I've narrowed it down to a simple example with two templates and a single rule that joins them (and does nothing else):
import clips
import timeit
env = clips.Environment()
env.BuildTemplate('F1', '(slot x (type INTEGER))')
env.BuildTemplate('F2', '(slot x (type INTEGER))')
env.BuildRule('Rule1', '(F1 (x ?val)) (F2 (x ?val))', '')
N = 20000
with open('F1.txt', 'w') as f1:
with open('F2.txt', 'w') as f2:
for n in xrange(N):
print >>f1, '(F1 (x {}))'.format(n)
print >>f2, '(F2 (x {}))'.format(n)
print timeit.timeit(lambda : env.LoadFacts('F1.txt'), number=1)

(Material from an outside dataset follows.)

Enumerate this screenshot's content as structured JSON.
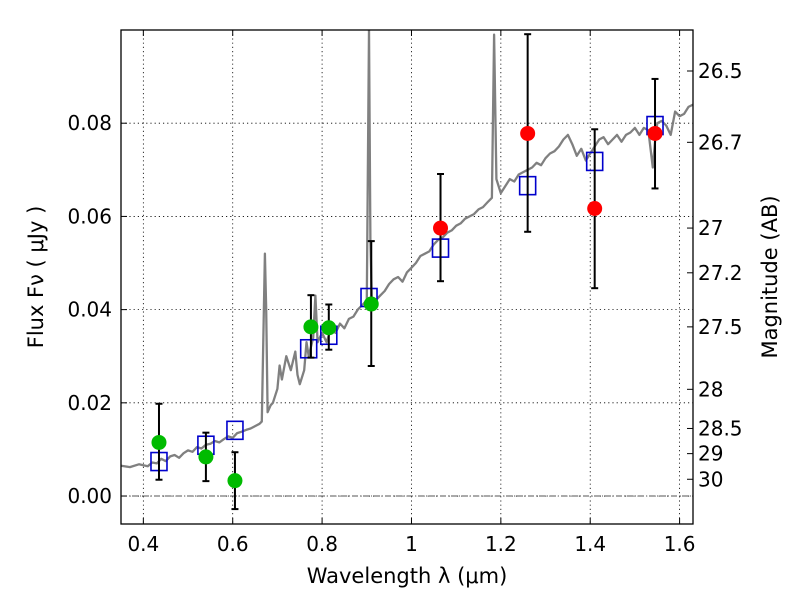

print timeit.timeit(lambda : env.LoadFacts('F2.txt'), number=1)
Output:
0.0951321125031
14.6272768974
So the second batch of 20K facts takes 14.6 seconds to load. Loading the same fact files from the CLIPS console is instantaneous. Checking different values of N
reveals that the loading time is roughly proportional to sqr(N)
(making this completely unusable for large numbers of facts).
Switching the order of operations, and defining the rule after loading the facts does not make things better (obviously the last operation is always the slow one).
Is anyone familiar with this issue? Am I using PyCLIPS in a wrong way?
I am running PyCLIPS v1.0.7.348
and CLIPS v6.3
.